GLOBAL - The FAO Food Price Index averaged 205.9 points in July 2013, 4 points (nearly two per cent) below its revised value for June and 7 points (or 3.3 per cent) lower than in July 2012.

The decline in July, which marked the third consecutive monthly drop, was largely driven by lower international prices for grains, soy and palm oil while sugar, meat and dairy quotations were also down from the previous month.

The FAO Cereal Price Index averaged 227.7 points in July, down 8.8 points (3.7 per cent) from June and as much as 33 points (or nearly 13 per cent) below July last year. The sharp decline mostly reflected falling maize prices as favourable weather boosted hopes of a significant production increase in several leading maize producing countries.

Wheat prices also fell but the strong pace of exports limited the decline. Rice price changes varied according to origins, with a decrease in Thai prices contrasting with higher Vietnamese quotations.

The FAO Oils/Fats Price Index averaged 191 points in July, down by 7 points (or 3.3 per cent) from June and the lowest level in three years. The slide in the index mainly reflects easing quotations for both soy and palm oil.

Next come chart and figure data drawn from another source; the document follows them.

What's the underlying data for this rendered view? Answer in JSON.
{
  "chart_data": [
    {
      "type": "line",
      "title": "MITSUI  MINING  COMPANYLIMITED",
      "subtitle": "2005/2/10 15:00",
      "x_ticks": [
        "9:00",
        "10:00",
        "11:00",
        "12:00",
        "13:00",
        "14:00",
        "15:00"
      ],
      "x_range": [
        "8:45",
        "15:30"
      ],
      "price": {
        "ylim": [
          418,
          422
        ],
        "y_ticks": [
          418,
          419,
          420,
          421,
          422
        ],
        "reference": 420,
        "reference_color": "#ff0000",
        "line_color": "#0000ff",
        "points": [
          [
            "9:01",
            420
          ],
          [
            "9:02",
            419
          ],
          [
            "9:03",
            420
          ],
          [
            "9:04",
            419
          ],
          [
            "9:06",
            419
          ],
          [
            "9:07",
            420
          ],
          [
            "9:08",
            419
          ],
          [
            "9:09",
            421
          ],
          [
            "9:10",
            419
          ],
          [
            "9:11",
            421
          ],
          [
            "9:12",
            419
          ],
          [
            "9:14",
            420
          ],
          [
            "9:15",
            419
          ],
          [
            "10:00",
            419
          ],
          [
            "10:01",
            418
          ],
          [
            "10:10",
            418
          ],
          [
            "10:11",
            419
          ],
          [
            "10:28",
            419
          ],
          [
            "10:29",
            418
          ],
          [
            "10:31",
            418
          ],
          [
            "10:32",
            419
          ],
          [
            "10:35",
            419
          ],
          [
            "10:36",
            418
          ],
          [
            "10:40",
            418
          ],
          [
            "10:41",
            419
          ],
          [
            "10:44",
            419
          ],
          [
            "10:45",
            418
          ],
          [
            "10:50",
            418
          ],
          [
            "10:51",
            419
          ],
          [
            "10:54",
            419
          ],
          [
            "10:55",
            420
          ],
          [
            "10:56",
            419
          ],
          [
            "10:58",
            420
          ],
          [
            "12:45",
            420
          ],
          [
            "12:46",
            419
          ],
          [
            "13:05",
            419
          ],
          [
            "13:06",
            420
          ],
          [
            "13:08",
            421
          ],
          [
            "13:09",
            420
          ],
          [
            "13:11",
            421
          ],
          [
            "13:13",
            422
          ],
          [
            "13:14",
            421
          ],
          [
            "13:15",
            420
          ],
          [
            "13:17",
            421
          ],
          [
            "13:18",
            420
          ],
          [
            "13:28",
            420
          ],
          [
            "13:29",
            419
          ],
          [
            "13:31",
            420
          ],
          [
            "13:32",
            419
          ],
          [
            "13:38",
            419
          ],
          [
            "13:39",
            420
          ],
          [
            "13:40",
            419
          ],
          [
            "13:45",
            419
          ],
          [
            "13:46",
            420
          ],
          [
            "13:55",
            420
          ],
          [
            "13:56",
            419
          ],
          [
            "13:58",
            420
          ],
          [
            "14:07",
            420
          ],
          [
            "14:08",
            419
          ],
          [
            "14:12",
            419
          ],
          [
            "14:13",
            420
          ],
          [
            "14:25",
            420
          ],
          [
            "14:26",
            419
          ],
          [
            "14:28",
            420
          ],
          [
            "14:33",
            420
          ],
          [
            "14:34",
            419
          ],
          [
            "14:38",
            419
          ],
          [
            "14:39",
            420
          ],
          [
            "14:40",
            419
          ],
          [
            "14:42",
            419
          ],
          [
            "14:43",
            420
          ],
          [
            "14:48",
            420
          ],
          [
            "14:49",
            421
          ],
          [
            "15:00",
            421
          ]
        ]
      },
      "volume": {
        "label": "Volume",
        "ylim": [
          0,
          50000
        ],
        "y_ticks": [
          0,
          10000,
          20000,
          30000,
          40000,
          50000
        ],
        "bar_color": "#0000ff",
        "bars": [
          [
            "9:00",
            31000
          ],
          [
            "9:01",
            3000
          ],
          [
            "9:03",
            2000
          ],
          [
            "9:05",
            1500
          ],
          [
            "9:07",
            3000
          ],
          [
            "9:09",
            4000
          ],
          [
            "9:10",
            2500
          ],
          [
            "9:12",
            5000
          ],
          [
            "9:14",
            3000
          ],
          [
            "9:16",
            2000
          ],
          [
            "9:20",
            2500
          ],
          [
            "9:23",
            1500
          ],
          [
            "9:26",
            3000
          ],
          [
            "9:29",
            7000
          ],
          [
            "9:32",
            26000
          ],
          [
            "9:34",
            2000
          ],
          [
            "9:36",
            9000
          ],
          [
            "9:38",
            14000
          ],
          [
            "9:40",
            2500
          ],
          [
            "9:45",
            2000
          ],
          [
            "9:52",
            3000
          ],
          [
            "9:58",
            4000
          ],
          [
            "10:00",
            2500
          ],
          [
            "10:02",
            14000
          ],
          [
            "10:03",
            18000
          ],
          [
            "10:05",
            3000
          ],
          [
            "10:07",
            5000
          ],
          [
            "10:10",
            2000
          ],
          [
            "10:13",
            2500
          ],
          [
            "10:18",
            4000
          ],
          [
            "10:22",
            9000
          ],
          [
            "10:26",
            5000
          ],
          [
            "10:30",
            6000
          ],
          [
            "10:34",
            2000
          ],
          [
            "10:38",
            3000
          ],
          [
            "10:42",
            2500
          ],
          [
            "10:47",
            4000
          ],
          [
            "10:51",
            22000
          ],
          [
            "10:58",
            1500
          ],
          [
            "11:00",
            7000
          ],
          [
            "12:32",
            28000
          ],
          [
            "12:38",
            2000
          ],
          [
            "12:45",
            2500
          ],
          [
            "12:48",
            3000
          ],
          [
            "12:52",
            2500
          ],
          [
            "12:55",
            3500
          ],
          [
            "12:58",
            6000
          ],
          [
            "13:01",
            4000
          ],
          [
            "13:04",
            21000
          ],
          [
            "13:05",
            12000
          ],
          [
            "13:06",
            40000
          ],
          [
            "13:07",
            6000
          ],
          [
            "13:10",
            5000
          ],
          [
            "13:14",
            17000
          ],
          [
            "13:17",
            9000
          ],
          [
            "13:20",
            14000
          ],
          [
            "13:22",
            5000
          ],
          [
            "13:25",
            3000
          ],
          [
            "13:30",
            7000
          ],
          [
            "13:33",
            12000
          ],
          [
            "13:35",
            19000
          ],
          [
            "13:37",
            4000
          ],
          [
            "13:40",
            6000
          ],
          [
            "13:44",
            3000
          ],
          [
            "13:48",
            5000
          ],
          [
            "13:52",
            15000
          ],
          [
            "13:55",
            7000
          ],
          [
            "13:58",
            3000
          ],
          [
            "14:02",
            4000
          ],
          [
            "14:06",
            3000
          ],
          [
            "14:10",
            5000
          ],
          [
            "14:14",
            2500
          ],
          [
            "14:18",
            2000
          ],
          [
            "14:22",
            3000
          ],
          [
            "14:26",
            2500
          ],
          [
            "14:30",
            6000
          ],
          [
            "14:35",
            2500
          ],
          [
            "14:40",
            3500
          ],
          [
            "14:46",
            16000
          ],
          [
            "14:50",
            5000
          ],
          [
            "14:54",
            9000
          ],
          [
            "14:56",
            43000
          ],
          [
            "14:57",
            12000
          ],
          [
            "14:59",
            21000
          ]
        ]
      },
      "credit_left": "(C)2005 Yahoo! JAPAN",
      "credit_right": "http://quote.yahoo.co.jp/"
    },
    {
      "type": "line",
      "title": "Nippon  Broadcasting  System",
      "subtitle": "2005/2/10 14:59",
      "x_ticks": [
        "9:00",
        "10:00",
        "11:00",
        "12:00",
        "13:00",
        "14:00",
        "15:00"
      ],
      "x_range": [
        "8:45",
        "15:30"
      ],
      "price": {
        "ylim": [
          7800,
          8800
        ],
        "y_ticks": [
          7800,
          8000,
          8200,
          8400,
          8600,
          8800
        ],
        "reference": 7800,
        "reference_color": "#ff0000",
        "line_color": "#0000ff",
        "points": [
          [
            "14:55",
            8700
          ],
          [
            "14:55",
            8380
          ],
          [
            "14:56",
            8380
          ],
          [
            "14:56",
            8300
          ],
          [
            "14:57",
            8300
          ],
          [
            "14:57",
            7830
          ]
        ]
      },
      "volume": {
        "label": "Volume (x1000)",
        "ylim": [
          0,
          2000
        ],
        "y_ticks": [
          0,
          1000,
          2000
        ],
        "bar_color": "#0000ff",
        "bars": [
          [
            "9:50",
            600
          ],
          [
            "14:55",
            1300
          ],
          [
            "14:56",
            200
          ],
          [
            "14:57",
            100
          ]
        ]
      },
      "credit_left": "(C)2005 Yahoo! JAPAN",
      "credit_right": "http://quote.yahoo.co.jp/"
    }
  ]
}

Soy oil values have fallen in response to ample export availabilities, especially in Argentina, combined with weak demand (including from the biodiesel sector), as well as good soybean crop prospects in the United States.

The palm oil price weakness mainly resulted from the combination of ample production and lower than expected import demand, most notably by China. Prices for rape and sunflower seed oil also fell, reflecting improved 2013/14 crop prospects.

The FAO Sugar Price Index averaged 239 points in July, down 3.6 points (1.5 per cent) from June. Sugar prices declined for the fourth consecutive month in July, on the back of anticipated large surplus production in major producing areas, notably in Brazil, the world’s largest sugar producer and exporter.

Declining ethanol prices in Brazil also provided an incentive to convert more sugarcane into sugar instead of ethanol, which put additional downward pressure on international sugar prices.